The Úpské rašelinistě (lit. 'Úpa peat bogs') is a peat bog in the Hradec Králové Region of the Czech Republic. It is the largest peat bog in the Giant Mountains.

==Geography==
The bog covers an area of 73 ha. It at an altitude of about 1420 m, on the Czech-Polish state border.

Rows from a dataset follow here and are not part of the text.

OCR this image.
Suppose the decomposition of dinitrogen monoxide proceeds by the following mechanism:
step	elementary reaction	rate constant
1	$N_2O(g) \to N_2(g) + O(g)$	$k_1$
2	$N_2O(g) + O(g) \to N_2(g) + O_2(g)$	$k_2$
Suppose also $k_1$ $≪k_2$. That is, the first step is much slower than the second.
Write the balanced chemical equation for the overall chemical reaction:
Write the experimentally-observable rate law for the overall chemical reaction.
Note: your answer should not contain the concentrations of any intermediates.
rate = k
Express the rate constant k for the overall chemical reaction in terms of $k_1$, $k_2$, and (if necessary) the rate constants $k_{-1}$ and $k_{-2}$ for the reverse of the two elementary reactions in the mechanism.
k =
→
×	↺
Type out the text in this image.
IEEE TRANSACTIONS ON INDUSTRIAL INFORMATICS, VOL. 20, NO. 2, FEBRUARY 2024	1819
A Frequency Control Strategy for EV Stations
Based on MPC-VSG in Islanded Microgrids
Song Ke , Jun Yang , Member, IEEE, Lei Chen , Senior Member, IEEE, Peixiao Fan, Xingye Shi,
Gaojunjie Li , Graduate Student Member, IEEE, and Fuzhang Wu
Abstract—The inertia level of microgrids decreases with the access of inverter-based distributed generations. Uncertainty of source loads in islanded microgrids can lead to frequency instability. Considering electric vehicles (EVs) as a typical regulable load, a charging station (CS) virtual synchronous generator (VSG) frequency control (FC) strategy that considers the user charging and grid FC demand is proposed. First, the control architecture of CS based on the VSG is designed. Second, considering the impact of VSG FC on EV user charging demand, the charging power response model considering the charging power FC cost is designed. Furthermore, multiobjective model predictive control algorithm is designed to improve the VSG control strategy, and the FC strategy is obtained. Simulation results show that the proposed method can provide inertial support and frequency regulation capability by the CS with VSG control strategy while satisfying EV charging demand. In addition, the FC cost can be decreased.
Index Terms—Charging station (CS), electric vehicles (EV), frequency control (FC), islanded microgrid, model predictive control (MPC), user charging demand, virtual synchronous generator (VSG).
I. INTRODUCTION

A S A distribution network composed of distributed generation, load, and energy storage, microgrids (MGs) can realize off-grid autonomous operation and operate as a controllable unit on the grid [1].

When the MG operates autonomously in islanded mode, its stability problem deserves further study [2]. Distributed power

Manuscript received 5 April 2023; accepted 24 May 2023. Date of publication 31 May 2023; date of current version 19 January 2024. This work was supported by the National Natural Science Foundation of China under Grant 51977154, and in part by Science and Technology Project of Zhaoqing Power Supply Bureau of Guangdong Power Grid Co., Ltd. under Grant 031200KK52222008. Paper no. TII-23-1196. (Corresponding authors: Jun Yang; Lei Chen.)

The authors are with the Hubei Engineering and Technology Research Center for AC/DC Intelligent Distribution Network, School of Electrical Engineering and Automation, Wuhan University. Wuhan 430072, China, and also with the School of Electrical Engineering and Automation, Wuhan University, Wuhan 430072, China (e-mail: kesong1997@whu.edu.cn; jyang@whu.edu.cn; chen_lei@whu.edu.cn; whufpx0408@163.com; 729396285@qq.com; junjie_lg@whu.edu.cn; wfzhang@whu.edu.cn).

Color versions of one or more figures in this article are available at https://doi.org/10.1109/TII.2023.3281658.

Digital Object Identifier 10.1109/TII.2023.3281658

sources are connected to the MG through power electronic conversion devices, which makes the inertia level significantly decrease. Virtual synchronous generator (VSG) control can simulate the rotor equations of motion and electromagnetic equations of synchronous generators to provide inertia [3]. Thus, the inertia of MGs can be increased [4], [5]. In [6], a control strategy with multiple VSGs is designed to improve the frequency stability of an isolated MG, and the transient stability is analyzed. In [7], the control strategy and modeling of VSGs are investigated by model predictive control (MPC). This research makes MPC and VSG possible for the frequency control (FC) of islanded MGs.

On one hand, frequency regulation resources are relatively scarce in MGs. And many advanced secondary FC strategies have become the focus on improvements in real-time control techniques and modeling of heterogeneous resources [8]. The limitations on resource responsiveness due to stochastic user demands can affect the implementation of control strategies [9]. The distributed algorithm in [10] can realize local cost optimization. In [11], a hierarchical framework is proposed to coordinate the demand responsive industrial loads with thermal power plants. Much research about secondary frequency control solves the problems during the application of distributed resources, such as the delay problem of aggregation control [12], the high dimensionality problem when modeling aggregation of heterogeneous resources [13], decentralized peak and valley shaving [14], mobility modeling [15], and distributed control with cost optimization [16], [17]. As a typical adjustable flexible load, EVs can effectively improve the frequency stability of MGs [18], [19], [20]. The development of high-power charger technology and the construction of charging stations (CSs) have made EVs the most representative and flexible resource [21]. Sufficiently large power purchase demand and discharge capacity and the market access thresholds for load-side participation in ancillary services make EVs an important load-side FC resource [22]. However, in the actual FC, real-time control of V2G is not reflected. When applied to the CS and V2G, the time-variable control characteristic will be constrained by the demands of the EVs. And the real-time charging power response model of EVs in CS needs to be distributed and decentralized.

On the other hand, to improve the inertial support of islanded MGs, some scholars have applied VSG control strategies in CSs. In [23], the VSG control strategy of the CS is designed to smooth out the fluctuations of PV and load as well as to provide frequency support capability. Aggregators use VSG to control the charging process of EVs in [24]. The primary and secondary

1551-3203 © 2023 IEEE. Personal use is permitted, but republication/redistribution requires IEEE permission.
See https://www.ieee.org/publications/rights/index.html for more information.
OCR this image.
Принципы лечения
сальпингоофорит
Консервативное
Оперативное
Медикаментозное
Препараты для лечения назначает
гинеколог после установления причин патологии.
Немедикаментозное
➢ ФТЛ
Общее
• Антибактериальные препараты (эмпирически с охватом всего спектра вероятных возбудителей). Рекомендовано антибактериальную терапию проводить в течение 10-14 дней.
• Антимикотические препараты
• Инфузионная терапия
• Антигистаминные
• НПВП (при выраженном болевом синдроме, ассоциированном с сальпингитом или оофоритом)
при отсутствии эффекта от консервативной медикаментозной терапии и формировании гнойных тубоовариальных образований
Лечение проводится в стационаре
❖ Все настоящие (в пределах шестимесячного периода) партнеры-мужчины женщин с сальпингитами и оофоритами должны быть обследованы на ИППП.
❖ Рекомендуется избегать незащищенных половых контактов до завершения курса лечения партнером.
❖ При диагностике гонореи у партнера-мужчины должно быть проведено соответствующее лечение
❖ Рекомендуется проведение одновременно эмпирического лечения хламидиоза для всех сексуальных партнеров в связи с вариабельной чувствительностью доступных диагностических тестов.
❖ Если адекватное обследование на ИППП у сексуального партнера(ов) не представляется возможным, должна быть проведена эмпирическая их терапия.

It is located between the mountains Studniční hora and Luční hora, and the ridge Hraniční hřeben. The peat layer, which partially extends into Poland, reaches a thickness of up to 1.20 m.

The area contains peat lakes up to one metre deep, with the largest on the Czech side measuring 834 m2 and the largest on the Polish side covering 1544 m2. Additionally, peat mounds, known as bulty, are present. Water from the moor drains primarily into the Úpa River, with a smaller portion flowing into the Bílé Labe River.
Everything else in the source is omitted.